- Belgique : l'ex-femme du meurtrier pédophile Dutroux autorisée à sortir de prison

Michelle Martin, l'ex-femme du meurtrier pédophile belge Marc Dutroux, a obtenu le feu vert de la justice pour sa libération conditionnelle, en dépit des protestations des familles des victimes.

Mme Martin, âgée de 52 ans, pourra rejoindre le couvent des soeurs clarisses, à Mallon (sud), qui ont accepté de l'héberger malgré les critiques qui ont fusé de toutes parts dans le pays.

Un tribunal de Mons a octroyé, le 31 juillet, la demande de libération conditionnelle que Michelle Martin réclamait depuis cinq ans. Elle l'a obtenue après avoir purgé 16 des 30 années de prison auxquelles elle avait été condamnée en 2004.

En Belgique, les détenus ayant effectué un tiers de leur peine peuvent bénéficier d'une remise en liberté anticipée s'ils répondent à certaines conditions.

Le dernier obstacle à sa remise en liberté vient d'être levé par la Cour de cassation, la plus haute juridiction belge, qui a rejeté des recours déposés par des familles de victimes et le procureur général de Mons. Ces recours ont été jugés « irrecevables » ou « non fondés ».

Cette décision a aussitôt provoqué de fortes réactions dans un pays durablement marqué par « l'affaire Dutroux », l'affaire criminelle la plus médiatisée de son histoire récente.
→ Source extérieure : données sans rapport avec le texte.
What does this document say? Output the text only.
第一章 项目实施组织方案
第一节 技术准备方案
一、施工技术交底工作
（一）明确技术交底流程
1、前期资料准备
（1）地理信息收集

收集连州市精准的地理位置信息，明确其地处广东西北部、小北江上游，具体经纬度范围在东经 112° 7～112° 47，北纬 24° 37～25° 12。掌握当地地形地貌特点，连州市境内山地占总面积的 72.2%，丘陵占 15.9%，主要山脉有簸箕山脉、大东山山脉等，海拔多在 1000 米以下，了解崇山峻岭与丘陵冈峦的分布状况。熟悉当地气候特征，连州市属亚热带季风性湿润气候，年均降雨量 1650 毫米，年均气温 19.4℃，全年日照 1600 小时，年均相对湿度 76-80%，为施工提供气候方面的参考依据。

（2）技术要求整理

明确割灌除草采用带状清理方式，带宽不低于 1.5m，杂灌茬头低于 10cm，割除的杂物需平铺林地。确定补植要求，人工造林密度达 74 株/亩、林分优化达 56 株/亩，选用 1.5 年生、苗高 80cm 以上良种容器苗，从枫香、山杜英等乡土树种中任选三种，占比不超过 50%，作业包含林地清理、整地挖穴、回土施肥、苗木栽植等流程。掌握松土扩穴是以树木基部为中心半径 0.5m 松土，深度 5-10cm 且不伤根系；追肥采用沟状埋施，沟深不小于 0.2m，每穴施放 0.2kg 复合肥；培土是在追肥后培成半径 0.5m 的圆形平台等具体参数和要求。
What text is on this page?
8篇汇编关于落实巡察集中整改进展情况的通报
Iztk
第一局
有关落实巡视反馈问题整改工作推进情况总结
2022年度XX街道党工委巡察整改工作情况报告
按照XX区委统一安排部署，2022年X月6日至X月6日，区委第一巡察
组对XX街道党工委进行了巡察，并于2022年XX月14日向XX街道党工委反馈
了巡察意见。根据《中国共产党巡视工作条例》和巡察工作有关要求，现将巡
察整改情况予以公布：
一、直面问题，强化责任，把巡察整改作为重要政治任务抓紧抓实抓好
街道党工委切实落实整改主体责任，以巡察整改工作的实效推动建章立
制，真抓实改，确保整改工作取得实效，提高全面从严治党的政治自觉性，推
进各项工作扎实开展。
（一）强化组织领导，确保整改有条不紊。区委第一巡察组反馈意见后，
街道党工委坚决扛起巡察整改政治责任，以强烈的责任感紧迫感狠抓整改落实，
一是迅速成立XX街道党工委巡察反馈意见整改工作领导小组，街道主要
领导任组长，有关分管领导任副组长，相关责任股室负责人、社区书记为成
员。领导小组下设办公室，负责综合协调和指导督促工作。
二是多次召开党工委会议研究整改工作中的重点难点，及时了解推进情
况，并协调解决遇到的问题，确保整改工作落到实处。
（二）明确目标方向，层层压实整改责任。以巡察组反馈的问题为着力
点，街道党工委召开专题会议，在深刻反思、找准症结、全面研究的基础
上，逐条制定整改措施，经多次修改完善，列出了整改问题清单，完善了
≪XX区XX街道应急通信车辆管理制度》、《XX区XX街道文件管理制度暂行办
Ancienne institutrice, Michelle Martin avait été arrêtée à l'été 1996, en même temps que Marc Dutroux, dont elle a divorcé en 2003.

Elle a été reconnue coupable d'avoir activement participé aux séquestrations par son ex-mari de six fillettes en 1995 et 1996. Quatre en sont mortes, dont deux de faim après avoir été emmurées dans la cave d'une maison du couple, près de Charleroi, au sud de Bruxelles.

Près de vingt ans après les faits, Michelle Martin est toujours considérée comme « la femme la plus haïe » du pays. Mais « elle veut réussir sa réinsertion [...] et souhaite se racheter vis-à-vis de la société », a affirmé mardi son avocat, Me Thierry Moreau.

Michelle Martin ne fera pas partie intégrante de la communauté religieuse, mais elle devrait participer aux tâches communes, comme l'entretien du potager ou la cuisine. Elle pourra sortir du couvent, avec toutefois l'interdiction de se rendre dans les deux régions où elle a vécu avec son ex-mari.

Elle devra également répondre à toute convocation de la justice et signaler tout changement d'adresse éventuel, sous peine de retourner en prison. Elle devra reprendre la thérapie entamée en prison et ne pourra pas établir de contacts avec les médias. Elle sera obligée d'indemniser ses victimes, chose qu'elle n'a pas encore faite.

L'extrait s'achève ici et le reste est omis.